The Missouri Senate on Feb. 8, 2022 (Photo by Tessa Weinberg/Missouri Independent).
A panel of appellate judges working to draw 34 districts for the Missouri Senate will hold a public hearing Friday in Jefferson City.
The six-member Judicial Redistricting Commission will take testimony from 10:30 a.m. to 2 p.m. at the Truman State Office Building. The commission has until mid-April to submit a map to the Secretary of State’s office.
Filing opened Tuesday for the 17 even-numbered districts on this year’s ballot. As of mid-day Wednesday, 31 candidates have filed without assurance that they will live in the district where they are running, or even that the district number will be the same.
The hearing Friday is the new time for a Feb. 17 hearing canceled due to winter weather.
The Missouri Supreme Court appointed the six judges on Jan. 11 under a constitutional provision that became effective when the Senate Independent Bipartisan Citizens Commission failed to agree on a plan.

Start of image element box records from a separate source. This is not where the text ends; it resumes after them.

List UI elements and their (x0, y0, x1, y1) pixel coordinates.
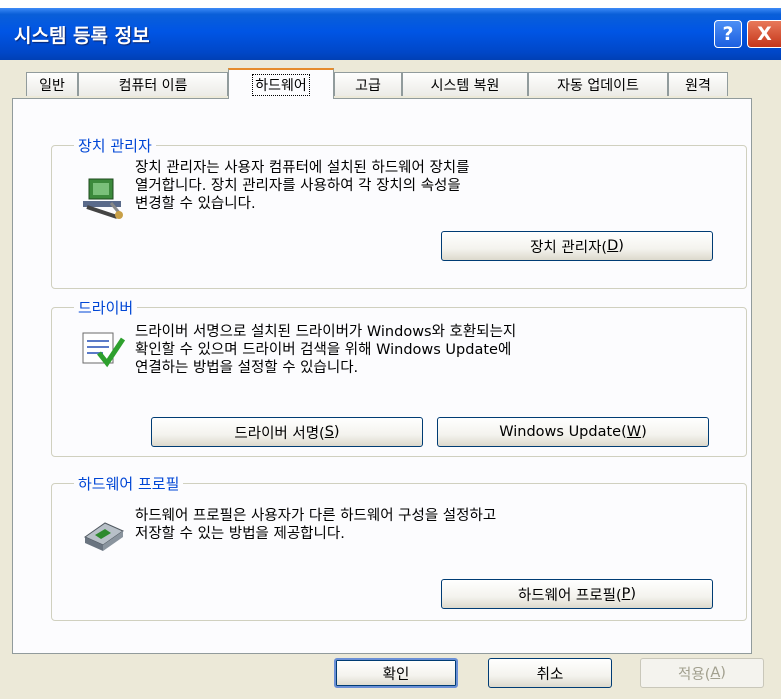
help-icon: ? (722, 23, 734, 45)
hardware-profiles-description: 하드웨어 프로필은 사용자가 다른 하드웨어 구성을 설정하고 저장할 수 있는… (135, 508, 497, 542)
tab-automatic-updates[interactable]: 자동 업데이트 (528, 72, 668, 96)
hardware-profiles-group-label: 하드웨어 프로필 (74, 473, 184, 494)
driver-signing-button[interactable]: 드라이버 서명(S) (151, 417, 423, 447)
device-manager-group-label: 장치 관리자 (74, 135, 156, 156)
hardware-profile-icon (83, 522, 125, 551)
system-properties-window: 시스템 등록 정보 ? X 일반 컴퓨터 이름 하드웨어 고급 시스템 복원 자… (0, 8, 781, 699)
device-manager-button[interactable]: 장치 관리자(D) (441, 231, 713, 261)
tab-system-restore[interactable]: 시스템 복원 (402, 72, 528, 96)
hardware-profiles-button[interactable]: 하드웨어 프로필(P) (441, 579, 713, 609)
driver-signing-icon (82, 332, 126, 368)
hardware-tab-panel: 장치 관리자 장치 관리자는 사용자 컴퓨터에 설치된 하드웨어 장치를 열거합… (12, 98, 752, 654)
close-icon: X (757, 23, 772, 45)
tab-computer-name[interactable]: 컴퓨터 이름 (78, 72, 228, 96)
drivers-description: 드라이버 서명으로 설치된 드라이버가 Windows와 호환되는지 확인할 수… (135, 324, 517, 376)
device-manager-description: 장치 관리자는 사용자 컴퓨터에 설치된 하드웨어 장치를 열거합니다. 장치 … (135, 160, 470, 212)
ok-button[interactable]: 확인 (334, 658, 458, 688)
tab-remote[interactable]: 원격 (668, 72, 728, 96)
tab-strip: 일반 컴퓨터 이름 하드웨어 고급 시스템 복원 자동 업데이트 원격 (12, 68, 752, 99)
help-button[interactable]: ? (714, 20, 742, 48)
tab-advanced[interactable]: 고급 (334, 72, 402, 96)
cancel-button[interactable]: 취소 (488, 658, 612, 688)
drivers-group-label: 드라이버 (74, 297, 138, 318)
apply-button[interactable]: 적용(A) (640, 658, 764, 688)
windows-update-button[interactable]: Windows Update(W) (437, 417, 709, 447)
window-title: 시스템 등록 정보 (14, 25, 150, 47)
close-button[interactable]: X (747, 20, 781, 48)
tab-general[interactable]: 일반 (26, 72, 78, 96)
tab-hardware[interactable]: 하드웨어 (228, 68, 334, 99)
device-manager-icon (83, 178, 123, 219)
title-bar[interactable]: 시스템 등록 정보 ? X (0, 8, 781, 60)
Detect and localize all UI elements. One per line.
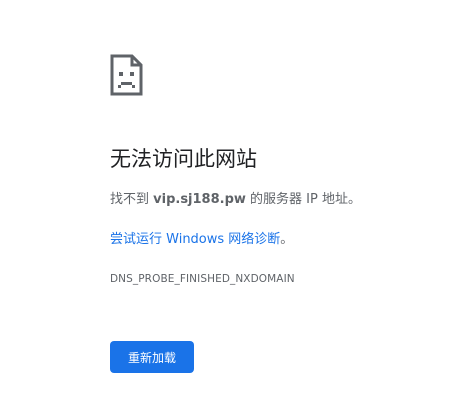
error-code: DNS_PROBE_FINISHED_NXDOMAIN (110, 273, 295, 285)
error-host: vip.sj188.pw (153, 192, 246, 207)
error-page: 无法访问此网站 找不到 vip.sj188.pw 的服务器 IP 地址。 尝试运… (0, 0, 460, 403)
suggestion-line: 尝试运行 Windows 网络诊断。 (110, 230, 293, 250)
network-diagnostics-link[interactable]: 尝试运行 Windows 网络诊断 (110, 232, 280, 247)
sad-page-icon (110, 54, 143, 96)
error-title: 无法访问此网站 (110, 147, 257, 171)
error-message-suffix: 的服务器 IP 地址。 (245, 192, 361, 207)
error-message-prefix: 找不到 (110, 192, 154, 207)
reload-button[interactable]: 重新加载 (110, 341, 194, 373)
error-message: 找不到 vip.sj188.pw 的服务器 IP 地址。 (110, 190, 361, 210)
suggestion-suffix: 。 (280, 232, 294, 247)
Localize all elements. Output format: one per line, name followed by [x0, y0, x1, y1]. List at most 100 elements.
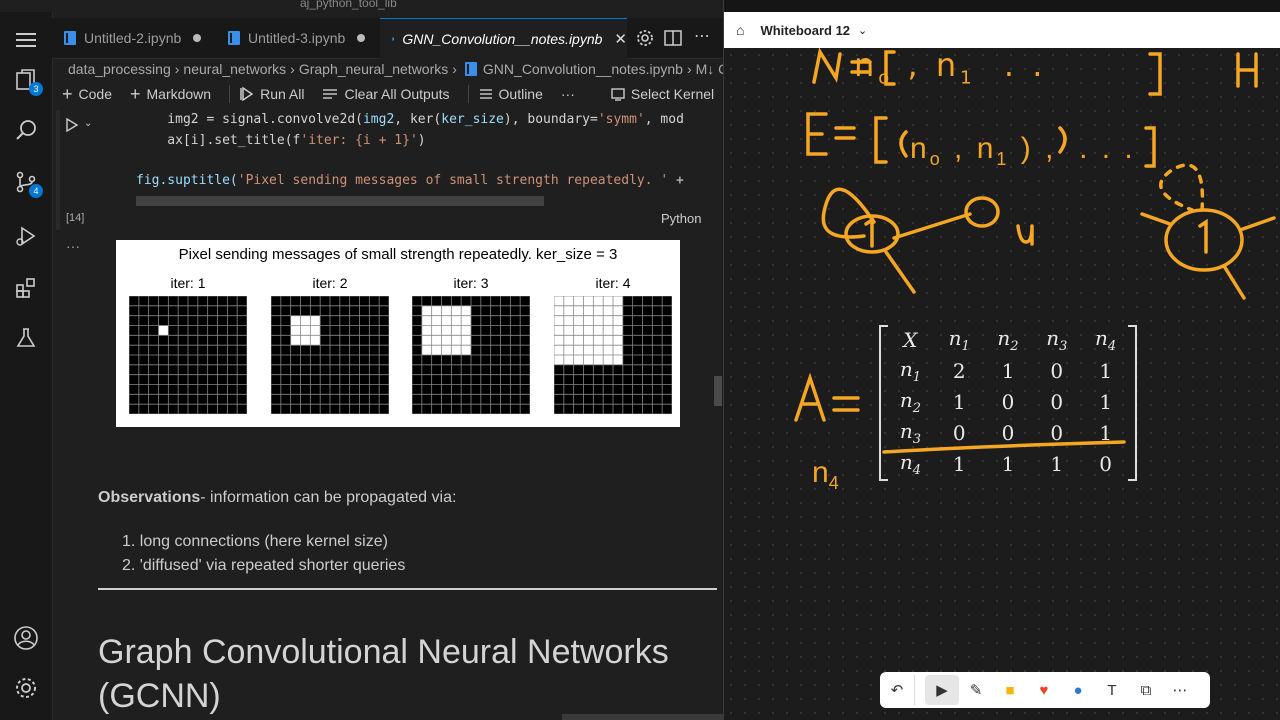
- matrix-cell: 2: [952, 358, 966, 383]
- ink-text-e-list: no , n1 ) , . . .: [910, 132, 1136, 169]
- code-token: img2: [362, 112, 395, 127]
- select-kernel-button[interactable]: Select Kernel: [611, 86, 714, 102]
- select-tool-icon[interactable]: ▶: [925, 675, 959, 705]
- vscode-window: aj_python_tool_lib 3 4 Untitled-2.ipynb …: [0, 0, 723, 720]
- plus-icon: +: [129, 83, 141, 104]
- text-tool-icon[interactable]: T: [1095, 675, 1129, 705]
- plus-icon: +: [62, 83, 73, 104]
- more-actions-icon[interactable]: ⋯: [694, 26, 710, 46]
- unsaved-dot-icon[interactable]: [193, 34, 202, 42]
- whiteboard-title[interactable]: Whiteboard 12: [760, 23, 850, 38]
- bottom-scrollbar[interactable]: [562, 714, 723, 720]
- run-cell-icon[interactable]: [65, 117, 79, 137]
- matrix-cell: n1: [948, 325, 970, 354]
- whiteboard-titlebar: [724, 0, 1280, 12]
- chevron-down-icon[interactable]: ⌄: [858, 24, 867, 37]
- home-icon[interactable]: ⌂: [736, 22, 744, 38]
- output-figure: Pixel sending messages of small strength…: [116, 240, 680, 427]
- code-token: fig.suptitle(: [136, 173, 238, 188]
- white-region: [158, 325, 169, 336]
- activity-bar: 3 4: [0, 12, 53, 720]
- code-cell-editor[interactable]: img2 = signal.convolve2d(img2, ker(ker_s…: [96, 108, 708, 233]
- vertical-scrollbar-thumb[interactable]: [714, 376, 722, 406]
- shapes-icon[interactable]: ⧉: [1129, 675, 1163, 705]
- panel-title: iter: 2: [312, 275, 348, 291]
- clear-outputs-icon: [323, 89, 338, 99]
- ink-text-n-list: no , n1 . .: [854, 46, 1047, 89]
- chevron-right-icon: ›: [686, 61, 692, 77]
- search-icon[interactable]: [12, 116, 40, 144]
- undo-icon[interactable]: ↶: [880, 675, 915, 705]
- breadcrumb-item[interactable]: GNN_Convolution__notes.ipynb: [483, 61, 683, 77]
- matrix-cell: n2: [899, 387, 921, 416]
- add-markdown-cell-button[interactable]: + Markdown: [130, 84, 211, 105]
- outline-button[interactable]: Outline: [479, 86, 543, 102]
- list-item-text: long connections (here kernel size): [139, 533, 388, 550]
- tab-label: GNN_Convolution__notes.ipynb: [402, 31, 603, 47]
- pen-tool-icon[interactable]: ✎: [959, 675, 993, 705]
- breadcrumb-item[interactable]: neural_networks: [183, 61, 286, 77]
- divider: [229, 85, 231, 103]
- account-icon[interactable]: [12, 624, 40, 652]
- tab-untitled-3[interactable]: Untitled-3.ipynb: [216, 18, 378, 58]
- notebook-icon: [392, 37, 395, 41]
- heading-line: (GCNN): [98, 677, 221, 715]
- more-toolbar-button[interactable]: ···: [561, 86, 575, 102]
- breadcrumb-item[interactable]: data_processing: [68, 61, 171, 77]
- close-icon[interactable]: ✕: [614, 30, 627, 48]
- testing-icon[interactable]: [12, 324, 40, 352]
- breadcrumb-item[interactable]: Graph_neural_networks: [299, 61, 448, 77]
- cell-language[interactable]: Python: [661, 211, 701, 226]
- matrix-cell: 0: [1050, 358, 1064, 383]
- button-label: Markdown: [146, 86, 212, 102]
- split-editor-icon[interactable]: [664, 29, 682, 52]
- code-token: 'iter: {i + 1}': [300, 133, 418, 148]
- code-line: img2 = signal.convolve2d(img2, ker(ker_s…: [136, 112, 684, 127]
- run-options-chevron-down-icon[interactable]: ⌄: [84, 118, 92, 129]
- matrix-cell: X: [903, 327, 918, 352]
- matrix-cell: 1: [1001, 451, 1015, 476]
- matrix-cell: 0: [1001, 389, 1015, 414]
- code-line: ax[i].set_title(f'iter: {i + 1}'): [136, 133, 425, 148]
- settings-gear-icon[interactable]: [12, 674, 40, 702]
- code-token: , ker(: [394, 112, 442, 127]
- code-token: ax[i].set_title(f: [136, 133, 301, 148]
- comment-icon[interactable]: ●: [1061, 675, 1095, 705]
- add-code-cell-button[interactable]: + Code: [62, 84, 112, 105]
- extensions-icon[interactable]: [12, 274, 40, 302]
- source-control-icon[interactable]: 4: [12, 168, 43, 198]
- chevron-right-icon: ›: [290, 61, 295, 77]
- run-debug-icon[interactable]: [12, 222, 40, 250]
- list-item: 1. long connections (here kernel size): [122, 533, 388, 550]
- menu-icon[interactable]: [12, 26, 40, 54]
- code-line: fig.suptitle('Pixel sending messages of …: [136, 173, 684, 188]
- button-label: Outline: [498, 86, 543, 102]
- title-bar: aj_python_tool_lib: [0, 0, 723, 12]
- sticky-note-icon[interactable]: ■: [993, 675, 1027, 705]
- breadcrumb: data_processing › neural_networks › Graph_…: [68, 58, 723, 80]
- notebook-settings-gear-icon[interactable]: [636, 29, 654, 52]
- run-all-button[interactable]: Run All: [240, 86, 304, 102]
- horizontal-scrollbar[interactable]: [136, 196, 544, 206]
- code-token: 'symm': [597, 112, 645, 127]
- reaction-heart-icon[interactable]: ♥: [1027, 675, 1061, 705]
- tab-gnn-convolution-notes[interactable]: GNN_Convolution__notes.ipynb ✕: [380, 18, 627, 59]
- chevron-right-icon: ›: [174, 61, 180, 77]
- code-token: ker_size: [441, 112, 504, 127]
- unsaved-dot-icon[interactable]: [357, 34, 366, 42]
- figure-suptitle: Pixel sending messages of small strength…: [178, 246, 618, 263]
- code-token: ), boundary=: [503, 112, 598, 127]
- notebook-icon: [64, 31, 76, 45]
- whiteboard-canvas[interactable]: no , n1 . . no , n1 ) , . . . n4 Xn1 n2 n3…: [724, 46, 1280, 720]
- grid-image: [128, 295, 248, 415]
- ink-text-n4: n4: [812, 456, 839, 493]
- command-center[interactable]: aj_python_tool_lib: [300, 0, 397, 10]
- clear-all-outputs-button[interactable]: Clear All Outputs: [322, 86, 450, 102]
- tab-untitled-2[interactable]: Untitled-2.ipynb: [52, 18, 212, 58]
- output-more-icon[interactable]: ···: [66, 238, 80, 254]
- breadcrumb-item[interactable]: M↓ C: [696, 61, 723, 77]
- matrix-cell: n2: [997, 325, 1019, 354]
- more-tools-icon[interactable]: ⋯: [1163, 675, 1197, 705]
- explorer-icon[interactable]: 3: [12, 66, 43, 96]
- whiteboard-toolbar: ↶ ▶ ✎ ■ ♥ ● T ⧉ ⋯: [880, 672, 1210, 708]
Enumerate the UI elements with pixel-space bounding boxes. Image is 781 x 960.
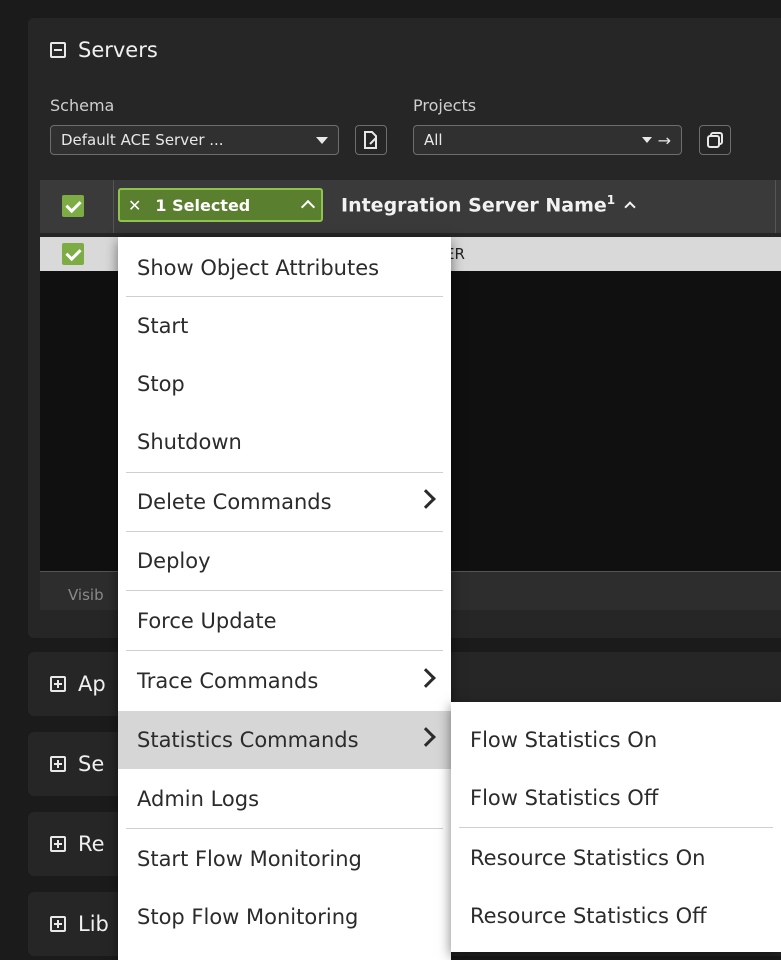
- menu-item-label: Flow Statistics On: [470, 728, 658, 752]
- submenu-item-resource-statistics-on[interactable]: Resource Statistics On: [451, 829, 781, 887]
- arrow-right-icon: →: [657, 130, 671, 150]
- menu-item-label: Admin Logs: [137, 787, 260, 811]
- schema-label: Schema: [50, 96, 115, 115]
- column-header-name[interactable]: Integration Server Name1: [341, 193, 636, 217]
- chevron-right-icon: [416, 489, 436, 509]
- menu-item-label: Stop: [137, 372, 185, 396]
- header-divider: [775, 180, 776, 233]
- header-divider: [113, 180, 114, 233]
- chevron-right-icon: [416, 668, 436, 688]
- menu-item-shutdown[interactable]: Shutdown: [118, 413, 451, 471]
- menu-item-delete-commands[interactable]: Delete Commands: [118, 473, 451, 531]
- servers-title: Servers: [78, 38, 158, 62]
- caret-down-icon: [641, 137, 652, 143]
- expand-icon[interactable]: [50, 676, 66, 692]
- menu-separator: [126, 650, 443, 651]
- statistics-submenu: Flow Statistics On Flow Statistics Off R…: [451, 702, 781, 952]
- expand-icon[interactable]: [50, 836, 66, 852]
- menu-item-label: Resource Statistics Off: [470, 904, 707, 928]
- clear-selection-icon[interactable]: ✕: [128, 196, 141, 215]
- sort-ascending-icon: [624, 201, 636, 213]
- caret-down-icon: [316, 136, 328, 144]
- menu-item-stop[interactable]: Stop: [118, 355, 451, 413]
- menu-item-label: Resource Statistics On: [470, 846, 706, 870]
- expand-icon[interactable]: [50, 756, 66, 772]
- menu-item-deploy[interactable]: Deploy: [118, 532, 451, 590]
- row-checkbox[interactable]: [62, 243, 84, 265]
- column-header-label: Integration Server Name: [341, 194, 607, 217]
- menu-item-label: Show Object Attributes: [137, 256, 380, 280]
- section-header[interactable]: Ap: [50, 672, 106, 696]
- section-title: Lib: [78, 912, 109, 936]
- schema-select-value: Default ACE Server ...: [61, 131, 224, 149]
- section-title: Re: [78, 832, 105, 856]
- schema-select[interactable]: Default ACE Server ...: [50, 125, 339, 155]
- section-title: Se: [78, 752, 105, 776]
- chevron-up-icon: [300, 199, 316, 215]
- collapse-icon[interactable]: [50, 42, 66, 58]
- checkbox-checked-icon: [62, 195, 84, 217]
- menu-item-label: Statistics Commands: [137, 728, 359, 752]
- projects-select[interactable]: All →: [413, 125, 682, 155]
- menu-item-label: Start: [137, 314, 189, 338]
- copy-icon: [707, 132, 723, 148]
- section-header[interactable]: Lib: [50, 912, 109, 936]
- menu-item-start[interactable]: Start: [118, 297, 451, 355]
- menu-item-trace-commands[interactable]: Trace Commands: [118, 652, 451, 710]
- projects-label: Projects: [413, 96, 477, 115]
- section-header[interactable]: Se: [50, 752, 104, 776]
- submenu-item-flow-statistics-off[interactable]: Flow Statistics Off: [451, 769, 781, 827]
- menu-item-start-flow-monitoring[interactable]: Start Flow Monitoring: [118, 830, 451, 888]
- menu-item-label: Shutdown: [137, 430, 242, 454]
- menu-item-label: Force Update: [137, 609, 277, 633]
- selection-chip[interactable]: ✕ 1 Selected: [118, 188, 323, 222]
- menu-separator: [126, 590, 443, 591]
- context-menu: Show Object Attributes Start Stop Shutdo…: [118, 237, 451, 960]
- menu-item-label: Delete Commands: [137, 490, 332, 514]
- section-header[interactable]: Re: [50, 832, 105, 856]
- menu-item-show-object-attributes[interactable]: Show Object Attributes: [118, 239, 451, 297]
- menu-item-stop-flow-monitoring[interactable]: Stop Flow Monitoring: [118, 888, 451, 946]
- menu-item-label: Trace Commands: [137, 669, 319, 693]
- submenu-item-resource-statistics-off[interactable]: Resource Statistics Off: [451, 887, 781, 945]
- servers-header[interactable]: Servers: [50, 38, 158, 62]
- menu-separator: [126, 828, 443, 829]
- submenu-item-flow-statistics-on[interactable]: Flow Statistics On: [451, 711, 781, 769]
- footer-visible-label: Visib: [68, 586, 104, 604]
- chevron-right-icon: [416, 727, 436, 747]
- expand-icon[interactable]: [50, 916, 66, 932]
- section-title: Ap: [78, 672, 106, 696]
- sort-index: 1: [606, 193, 616, 207]
- checkbox-checked-icon: [62, 243, 84, 265]
- edit-document-icon: [364, 131, 377, 149]
- selection-chip-label: 1 Selected: [155, 195, 251, 215]
- copy-projects-button[interactable]: [699, 125, 731, 155]
- menu-item-label: Flow Statistics Off: [470, 786, 659, 810]
- menu-item-force-update[interactable]: Force Update: [118, 592, 451, 650]
- menu-item-label: Deploy: [137, 549, 211, 573]
- menu-item-admin-logs[interactable]: Admin Logs: [118, 770, 451, 828]
- menu-item-label: Start Flow Monitoring: [137, 847, 362, 871]
- header-select-all-checkbox[interactable]: [62, 195, 84, 217]
- menu-item-label: Stop Flow Monitoring: [137, 905, 359, 929]
- menu-item-statistics-commands[interactable]: Statistics Commands: [118, 711, 451, 769]
- projects-select-value: All: [424, 131, 443, 149]
- edit-schema-button[interactable]: [355, 125, 387, 155]
- menu-separator: [459, 827, 773, 828]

The panel is trying to draw 34 districts balanced by population, which both protect minority representation rights and keep communities of interest together. Full districts must be drawn within the boundaries of counties equal to or above the ideal population of 181,026 and any remainder after full districts are designed is paired with territory from adjoining counties.
In the past, counties that have less than enough population for a full district had to be included in their entirety in a Senate district. Provisions enacted in a 2020 constitutional amendment allow those smaller population counties to be split, but no more than once, to achieve balance.
In the past, when judicial commissions took over the job of drawing legislative districts, the panels operated mainly in secret. The Missouri Constitution directs the panel to make a tentative map available for comment, but so far, no plan has been posted online.
In addition to in-person testimony, the judicial commission is taking written comments online.
For Friday’s hearing, the commission is asking people providing testimony to limit their remarks to 10 minutes. Written materials and maps can be submitted ahead of time through the online comments portal.
The commission is chaired by Judge Cynthia Martin of the Western District Court of Appeals, with Judge Gary Lynch of the Southern District Court of Appeals serving as co-chair. The other members are Judges Thomas A. Chapman of the Western District, Michael Gardner and Angela Quigless of the Eastern District Court of Appeals, and Judge Mary Sheffield of the Southern District.